Long-term imatinib therapy, with proper and continuous dosing, is important for achieving good clinical results.41 For many patients with primary localized GISTs who have undergone complete surgical resection, subsequent treatment has transformed the condition into a manageable chronic disease.42–44 The safety, tolerance, and adherence rates of imatinib should be considered in long-term postoperative treatment. Patients might have doubts about the need for continued treatment in the absence of any obvious symptomatic response.43 For patients with chronic diseases, poor rates of adherence can lead to diminished health-related quality of life and economic loss, which are global problems.45

We acknowledge that this study had limitations. First, it was a single-center, retrospective study, meaning that selection bias could not be avoided. In addition, since our study had a single-center design, extrapolating our results to other centers requires great caution. For example, the data of many patients with poor adherence were lost, so these patients’ follow-up data were not included in the study. Second, we measured adherence according to the MPR, without other objective instruments like pill counts, an electronic monitoring system, or monitoring of imatinib concentrations during therapy, and without questionnaires on medication adherence like 8-item Morisky Medication Adherence Scale46 or 10-item validated Medication Adherence Questionnaire.29 To assess the association between gender and medication adherence more precisely, we look forward to using the methods described above to evaluate adherence to imatinib treatment in future studies. Despite these limitations, our findings are important in that they identified gender differences in adherence and can help improve adherence to achieve desired clinical outcomes. A multicenter study with a larger sample size should be conducted to further investigate the relationship of gender to adherence and prognosis in the treatment of primary GISTs.

Conclusion

Male GIST patients had a higher recurrence rate than female patients among those who received adjuvant treatment with imatinib. Note that gender was not an independent risk factor for patient prognosis, but medication adherence was. Men’s medication adherence was worse than women’s, which could account for the worse prognoses among male patients. The major factor responsible for the male patients was limited understanding of the disease, whereas that of female patients could be attributed to poorer tolerance to drug resistance or drug reactions.
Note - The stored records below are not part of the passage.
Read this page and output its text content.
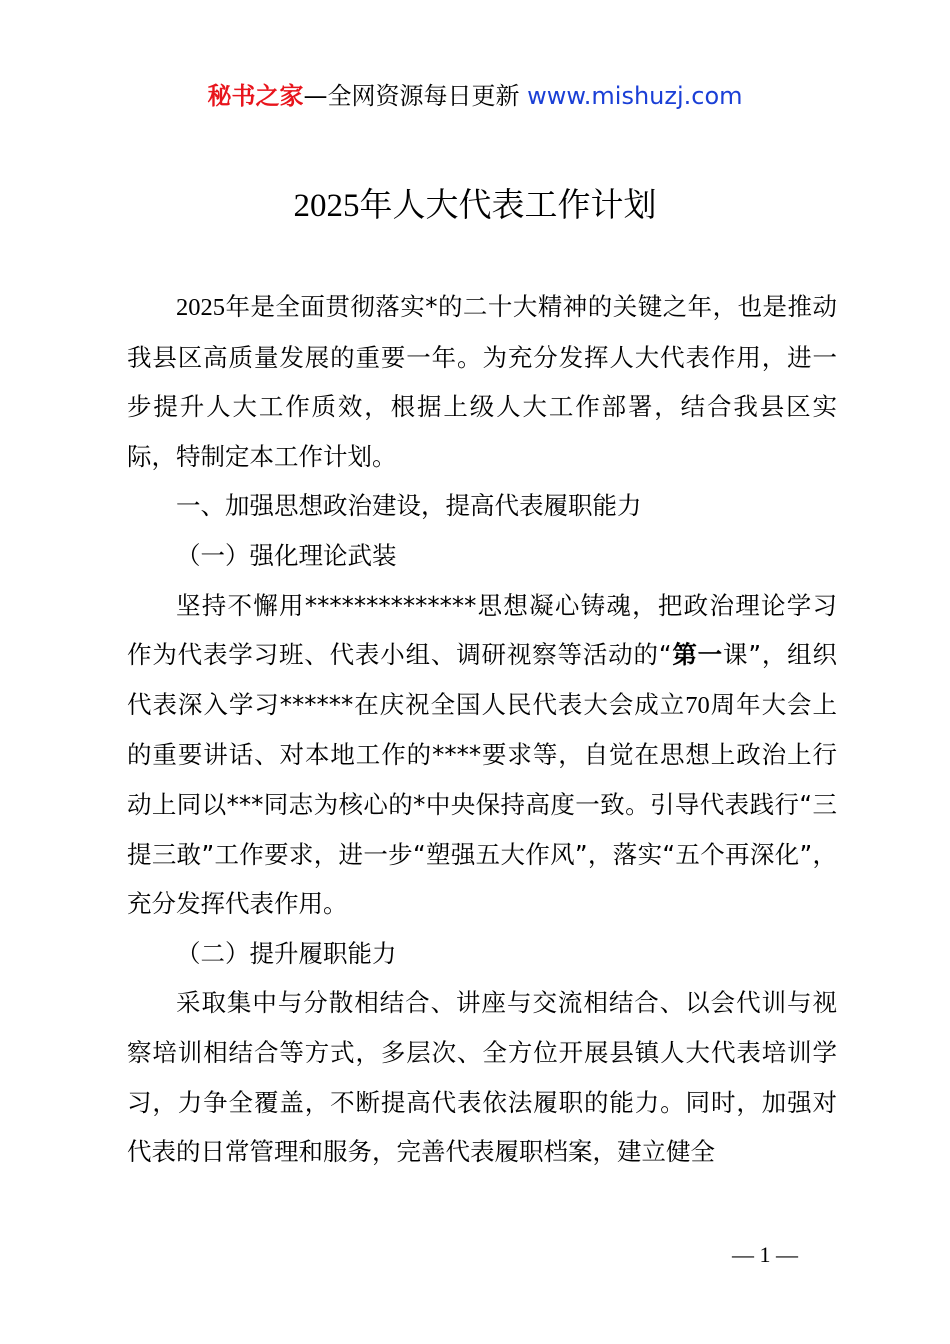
秘书之家—全网资源每日更新 www.mishuzj.com
2025年人大代表工作计划

2025年是全面贯彻落实*的二十大精神的关键之年，也是推动我县区高质量发展的重要一年。为充分发挥人大代表作用，进一步提升人大工作质效，根据上级人大工作部署，结合我县区实际，特制定本工作计划。

一、加强思想政治建设，提高代表履职能力

（一）强化理论武装

坚持不懈用**************思想凝心铸魂，把政治理论学习作为代表学习班、代表小组、调研视察等活动的“第一课”，组织代表深入学习******在庆祝全国人民代表大会成立70周年大会上的重要讲话、对本地工作的****要求等，自觉在思想上政治上行动上同以***同志为核心的*中央保持高度一致。引导代表践行“三提三敢”工作要求，进一步“塑强五大作风”，落实“五个再深化”，充分发挥代表作用。

（二）提升履职能力

采取集中与分散相结合、讲座与交流相结合、以会代训与视察培训相结合等方式，多层次、全方位开展县镇人大代表培训学习，力争全覆盖，不断提高代表依法履职的能力。同时，加强对代表的日常管理和服务，完善代表履职档案，建立健全

— 1 —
These gender differences in the degree of adherence and the factors responsible for suboptimal adherence to imatinib adjuvant treatment should be considered in postoperative pharmacotherapy for patients with primary localized GISTs.

Abbreviations

GIST, Gastrointestinal stromal tumor; TKI, Tyrosine kinase inhibitor; RFS, recurrence-free survival; MPR, medication possession ratio; NIH, National Institutes of Health; CD117, cluster of differentiation 117; DOG-1, gastrointestinal stromal tumors protein 1; HPF, high power field; ECOG, Eastern Cooperative Oncology Group; CMU, Chongqing Medical University; HR, hazard ratio; CI, confidence interval; SD, standard deviations.

Ethics Statement

This study was approved by the Institutional Review Board of The First Affiliated Hospital of CMU (Approval number:2021-756) with a waiver for written informed consent, owing to its non-interventional, observational, and retrospective design. All clinical data collected into the “Weinichangzai” database were obtained with the patient’s verbal informed consent, in which the patient data used were kept strictly confidential. This study was performed in accordance with the standards of ethics outlined in the Declaration of Helsinki.

Consent for Publication

The authors read and approved the final manuscript.

Acknowledgments

We thank LetPub (www.letpub.com) for its linguistic assistance during the preparation of this manuscript.

Funding

There is no funding to report.

Disclosure

The authors declare that they have no competing interests.